1) As the vast majority of the Notes community will sooner or later upgrade to Office 2010. SharePoint became integrated within Office as described in the post. Notes shops should know about it ... if they upgrade, they have to deal with SharePoint. if they don't want SharePoint, they should be really careful about their adoption of Office 2010 to avoid usage of Office features which requires SharePoint or Office Communication Server.

2) with Mainsoft, you can drag-and-drop and email with multiple attachments into a SharePoint document library, it will appear on SharePoint as an EML file, which is a standard HTML format, so this email is now shared and accessible even from a browser. So this is not something you can do with Notes, not even using Quickr and its connector. BTW, that's not something you can do from Outlook either.

I hope this helps.

Hmm, I can drag my body only

Hmm, I can drag my body only and email with attachments emails as .emls into Quickr. With the right set up, Notes can read eml files.
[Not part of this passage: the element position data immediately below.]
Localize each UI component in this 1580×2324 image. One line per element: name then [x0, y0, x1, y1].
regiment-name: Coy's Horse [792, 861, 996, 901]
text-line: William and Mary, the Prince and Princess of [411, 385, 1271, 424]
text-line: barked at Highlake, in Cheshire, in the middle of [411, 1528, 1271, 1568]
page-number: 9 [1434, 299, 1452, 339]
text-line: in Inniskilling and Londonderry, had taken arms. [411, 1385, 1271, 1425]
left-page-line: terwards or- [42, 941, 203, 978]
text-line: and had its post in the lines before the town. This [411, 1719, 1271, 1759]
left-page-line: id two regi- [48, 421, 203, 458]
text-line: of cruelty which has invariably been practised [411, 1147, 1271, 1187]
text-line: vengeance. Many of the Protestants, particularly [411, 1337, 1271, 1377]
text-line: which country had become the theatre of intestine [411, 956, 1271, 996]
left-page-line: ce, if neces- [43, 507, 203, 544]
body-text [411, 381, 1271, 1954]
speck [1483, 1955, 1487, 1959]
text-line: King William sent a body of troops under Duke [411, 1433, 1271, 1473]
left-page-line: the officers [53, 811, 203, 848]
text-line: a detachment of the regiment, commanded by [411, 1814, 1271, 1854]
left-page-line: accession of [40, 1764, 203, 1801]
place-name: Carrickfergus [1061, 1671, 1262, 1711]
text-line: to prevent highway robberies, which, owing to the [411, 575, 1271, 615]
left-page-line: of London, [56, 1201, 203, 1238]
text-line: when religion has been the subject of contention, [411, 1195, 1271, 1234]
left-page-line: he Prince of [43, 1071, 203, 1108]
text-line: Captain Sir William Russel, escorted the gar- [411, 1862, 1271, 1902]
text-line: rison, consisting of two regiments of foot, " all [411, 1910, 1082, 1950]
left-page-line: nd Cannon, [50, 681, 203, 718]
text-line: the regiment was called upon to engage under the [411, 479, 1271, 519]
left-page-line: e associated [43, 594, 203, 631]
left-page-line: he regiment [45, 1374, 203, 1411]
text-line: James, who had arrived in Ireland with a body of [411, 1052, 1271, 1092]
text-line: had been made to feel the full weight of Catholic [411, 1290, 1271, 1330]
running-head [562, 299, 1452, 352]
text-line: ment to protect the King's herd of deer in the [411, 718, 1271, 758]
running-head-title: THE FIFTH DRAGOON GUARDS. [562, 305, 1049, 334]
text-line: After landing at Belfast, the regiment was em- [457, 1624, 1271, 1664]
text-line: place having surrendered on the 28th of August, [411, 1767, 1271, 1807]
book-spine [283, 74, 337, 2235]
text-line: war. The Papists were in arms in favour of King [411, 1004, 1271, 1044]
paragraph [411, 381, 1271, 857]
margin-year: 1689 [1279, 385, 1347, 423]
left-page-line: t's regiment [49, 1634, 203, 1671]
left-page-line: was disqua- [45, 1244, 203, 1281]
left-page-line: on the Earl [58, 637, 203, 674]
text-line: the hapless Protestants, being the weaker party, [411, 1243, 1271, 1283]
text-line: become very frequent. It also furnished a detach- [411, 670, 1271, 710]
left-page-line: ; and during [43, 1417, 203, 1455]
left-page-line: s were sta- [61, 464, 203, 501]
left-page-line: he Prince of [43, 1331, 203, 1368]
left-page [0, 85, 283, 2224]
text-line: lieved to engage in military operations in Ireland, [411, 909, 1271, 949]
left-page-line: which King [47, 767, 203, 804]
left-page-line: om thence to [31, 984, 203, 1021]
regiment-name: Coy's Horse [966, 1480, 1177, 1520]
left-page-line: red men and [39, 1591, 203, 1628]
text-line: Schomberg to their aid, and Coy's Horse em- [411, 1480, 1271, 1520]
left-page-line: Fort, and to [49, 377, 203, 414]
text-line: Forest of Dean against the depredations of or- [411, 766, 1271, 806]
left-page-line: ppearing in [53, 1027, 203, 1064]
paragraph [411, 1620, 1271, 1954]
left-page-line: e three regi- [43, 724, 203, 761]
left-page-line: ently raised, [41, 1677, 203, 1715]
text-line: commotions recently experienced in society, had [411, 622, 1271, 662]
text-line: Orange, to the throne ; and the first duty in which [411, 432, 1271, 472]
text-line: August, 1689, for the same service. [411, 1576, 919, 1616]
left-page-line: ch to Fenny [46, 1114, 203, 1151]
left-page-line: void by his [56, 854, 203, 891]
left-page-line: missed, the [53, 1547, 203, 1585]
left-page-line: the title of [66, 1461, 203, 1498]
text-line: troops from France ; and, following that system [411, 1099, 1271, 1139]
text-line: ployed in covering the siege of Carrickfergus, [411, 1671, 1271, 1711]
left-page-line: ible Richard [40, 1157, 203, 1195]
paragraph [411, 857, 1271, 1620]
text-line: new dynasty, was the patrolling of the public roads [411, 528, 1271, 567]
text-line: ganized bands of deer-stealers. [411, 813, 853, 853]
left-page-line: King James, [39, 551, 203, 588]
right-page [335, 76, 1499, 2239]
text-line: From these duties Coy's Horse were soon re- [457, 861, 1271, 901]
Notes can even view any iCal formatted url in the calendar, as well.

Interesting...

The last time I checked Quickr I was only able to save attachments there. It's a very good thing that Quickr has finally decided to support .eml. It only proves the fact that there's a great demand for the ability to drag-n-drop e-mails to document repositories. It also proves that the way we implemented the feature (.eml format) is the right way to go.

I'm not familiar with the way to setup Notes to open .eml files. It simply cannot be done. We worked hard (sometimes together with IBM) to be able to convert .eml files to Notes documents. We maintain full NotesRTF fidelity: the SharePoint e-mails opened in Notes look exactly the same as the original e-mails (including sections, document links, etc...).    
 
Personally, I don't have anything against the IBM stack. I think Notes (based on Expeditor), Quickr and Connections are great applications. Mainsoft helps a lot of people who have a heterogenous enviroment to get the max out of this enviroment and really collaborate using their existing assets, while maintating their freedom of choice.